Say I have the affine variety $X=\{y^2=\sqrt2x\}\subset\mathbb{C}^{2}$. Clearly $X$ is "definable" over the field $K=\mathbb{Q}(\sqrt2)$, and not over $\mathbb{Q}$. My question is, how do I define this in algebraic geometry form?
At first glance it seems something like "there exists a morphism $X\to spec(K) $ which is locally of finite type", but really this definiton doesn't seem that good, or even very comprehensible.
My question is:
Given a general variety (scheme) $X$, what does it mean in algebraic geometric terms that $X$ is "definable" over $K$?
Given a scheme $X\to \operatorname{Spec}L$ over a field $L$, it is definable over $K\subset L$ if there is another scheme $Y\to \operatorname{Spec}K$ such that the base change $L\times_K Y$ is isomorphic to $X$.
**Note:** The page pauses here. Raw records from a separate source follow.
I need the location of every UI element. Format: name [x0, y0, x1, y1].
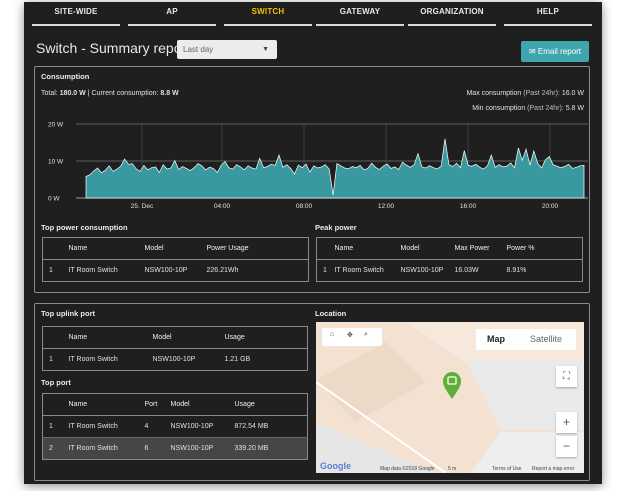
rank-cell: 2 [42, 437, 63, 460]
map-attribution: Map data ©2018 Google [380, 466, 435, 472]
power-pct-cell: 8.91% [506, 267, 527, 274]
x-tick-label: 20:00 [542, 203, 559, 210]
top-uplink-title: Top uplink port [41, 309, 96, 318]
column-header-name[interactable]: Name [62, 393, 139, 416]
table-row: 1 IT Room Switch NSW100-10P 226.21Wh [43, 260, 309, 282]
y-tick-label: 20 W [48, 122, 64, 129]
rank-cell: 1 [49, 356, 53, 363]
move-icon[interactable]: ✥ [347, 331, 353, 339]
period-select[interactable]: Last day ▼ [177, 40, 277, 59]
top-power-table: Name Model Power Usage 1 IT Room Switch … [42, 237, 309, 282]
column-header-max-power[interactable]: Max Power [448, 237, 501, 260]
model-cell: NSW100-10P [400, 267, 444, 274]
device-link[interactable]: IT Room Switch [62, 437, 139, 460]
model-cell: NSW100-10P [152, 356, 196, 363]
fullscreen-icon[interactable]: ⛶ [556, 366, 577, 387]
x-tick-label: 25. Dec [131, 203, 154, 210]
nav-switch[interactable]: SWITCH [224, 2, 312, 26]
model-cell: NSW100-10P [170, 423, 214, 430]
table-row: 1 IT Room Switch 4 NSW100-10P 872.54 MB [43, 416, 308, 438]
email-report-button[interactable]: ✉ Email report [521, 41, 589, 62]
location-title: Location [315, 309, 347, 318]
app-window: SITE-WIDE AP SWITCH GATEWAY ORGANIZATION… [24, 2, 602, 484]
map-scale: 5 m [448, 466, 457, 472]
column-header-model[interactable]: Model [138, 237, 201, 260]
device-link[interactable]: IT Room Switch [63, 349, 147, 371]
top-nav: SITE-WIDE AP SWITCH GATEWAY ORGANIZATION… [24, 2, 602, 28]
column-header-usage[interactable]: Usage [228, 393, 308, 416]
column-header-power-usage[interactable]: Power Usage [200, 237, 309, 260]
column-header-port[interactable]: Port [138, 393, 165, 416]
consumption-chart: 20 W 10 W 0 W 25. Dec 04:00 08:00 12:00 16:00 20… [48, 122, 588, 210]
location-map[interactable]: ⌂ ✥ ⌕ Map Satellite ⛶ + − Google Map dat… [316, 322, 584, 473]
y-tick-label: 0 W [48, 196, 60, 203]
port-cell: 6 [138, 437, 165, 460]
device-link[interactable]: IT Room Switch [63, 416, 139, 438]
consumption-total: Total: 180.0 W | Current consumption: 8.… [41, 90, 179, 97]
table-row: 1 IT Room Switch NSW100-10P 1.21 GB [43, 349, 308, 371]
column-header-usage[interactable]: Usage [218, 326, 308, 349]
zoom-out-icon[interactable]: − [556, 436, 577, 457]
x-tick-label: 08:00 [296, 203, 313, 210]
nav-ap[interactable]: AP [128, 2, 216, 26]
consumption-area-series [85, 138, 585, 199]
x-tick-label: 12:00 [378, 203, 395, 210]
model-cell: NSW100-10P [144, 267, 188, 274]
x-tick-label: 16:00 [460, 203, 477, 210]
column-header-name[interactable]: Name [62, 326, 147, 349]
google-logo[interactable]: Google [320, 461, 351, 471]
column-header-model[interactable]: Model [146, 326, 219, 349]
nav-organization[interactable]: ORGANIZATION [408, 2, 496, 26]
nav-gateway[interactable]: GATEWAY [316, 2, 404, 26]
map-type-satellite-button[interactable]: Satellite [516, 329, 576, 350]
usage-cell: 339.20 MB [228, 437, 308, 460]
min-consumption: Min consumption (Past 24hr): 5.8 W [472, 105, 584, 112]
chevron-down-icon: ▼ [262, 46, 269, 53]
rank-cell: 1 [49, 267, 53, 274]
period-select-value: Last day [183, 45, 214, 54]
map-pin-icon[interactable] [442, 372, 462, 400]
email-report-label: Email report [537, 47, 582, 56]
column-header-name[interactable]: Name [328, 237, 395, 260]
report-error-link[interactable]: Report a map error [532, 466, 574, 472]
rank-cell: 1 [49, 423, 53, 430]
top-port-table: Name Port Model Usage 1 IT Room Switch 4… [42, 393, 308, 460]
envelope-icon: ✉ [528, 47, 536, 56]
table-row: 1 IT Room Switch NSW100-10P 16.03W 8.91% [317, 260, 583, 282]
column-header-model[interactable]: Model [164, 393, 229, 416]
usage-cell: 226.21Wh [206, 267, 239, 274]
device-link[interactable]: IT Room Switch [63, 260, 139, 282]
nav-site-wide[interactable]: SITE-WIDE [32, 2, 120, 26]
column-header-name[interactable]: Name [62, 237, 139, 260]
search-icon[interactable]: ⌕ [364, 331, 368, 339]
column-header-model[interactable]: Model [394, 237, 449, 260]
port-cell: 4 [144, 423, 149, 430]
terms-link[interactable]: Terms of Use [492, 466, 521, 472]
usage-cell: 872.54 MB [234, 423, 269, 430]
peak-power-table: Name Model Max Power Power % 1 IT Room S… [316, 237, 583, 282]
max-power-cell: 16.03W [454, 267, 479, 274]
y-tick-label: 10 W [48, 159, 64, 166]
column-header-power-pct[interactable]: Power % [500, 237, 583, 260]
max-consumption: Max consumption (Past 24hr): 16.0 W [466, 90, 584, 97]
zoom-in-icon[interactable]: + [556, 412, 577, 433]
map-toolbar: ⌂ ✥ ⌕ [322, 328, 382, 346]
peak-power-title: Peak power [315, 223, 357, 232]
map-type-map-button[interactable]: Map [476, 329, 516, 350]
page-title: Switch - Summary report [36, 40, 191, 56]
x-tick-label: 04:00 [214, 203, 231, 210]
consumption-title: Consumption [41, 72, 90, 81]
device-link[interactable]: IT Room Switch [329, 260, 395, 282]
table-row: 2 IT Room Switch 6 NSW100-10P 339.20 MB [42, 437, 308, 460]
nav-help[interactable]: HELP [504, 2, 592, 26]
usage-cell: 1.21 GB [224, 356, 251, 363]
top-uplink-table: Name Model Usage 1 IT Room Switch NSW100… [42, 326, 308, 371]
top-port-title: Top port [41, 378, 71, 387]
rank-cell: 1 [323, 267, 327, 274]
home-icon[interactable]: ⌂ [330, 331, 334, 338]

For example, say $X$ is affine, of the form $$X=\operatorname{Spec} \frac{\mathbb C[x_1,\ldots ,x_n]}{(f_1,\ldots ,f_m)}.$$ If all the coefficients of the $f_i$'s belong to some smaller field $K$, then $X$ is defined over $K$, as we can take $$Y=\operatorname{Spec} \frac{ K[x_1,\ldots ,x_n]}{(f_1,\ldots ,f_m)}.$$ Notice that $Y$ has no reason to be unique. For example, the circle $\{x^2+y^2 = 1\}\subset \mathbb C^2$ is the base change of both $\operatorname{Spec} \frac{ \mathbb Q[x, y]}{(x^2+y^2-1)}$ and $\operatorname{Spec} \frac{ \mathbb Q[x, y]}{(x^2+y^2+1)}$, which are not isomorphic, since the former has $\mathbb Q$ points and the latter doesn't.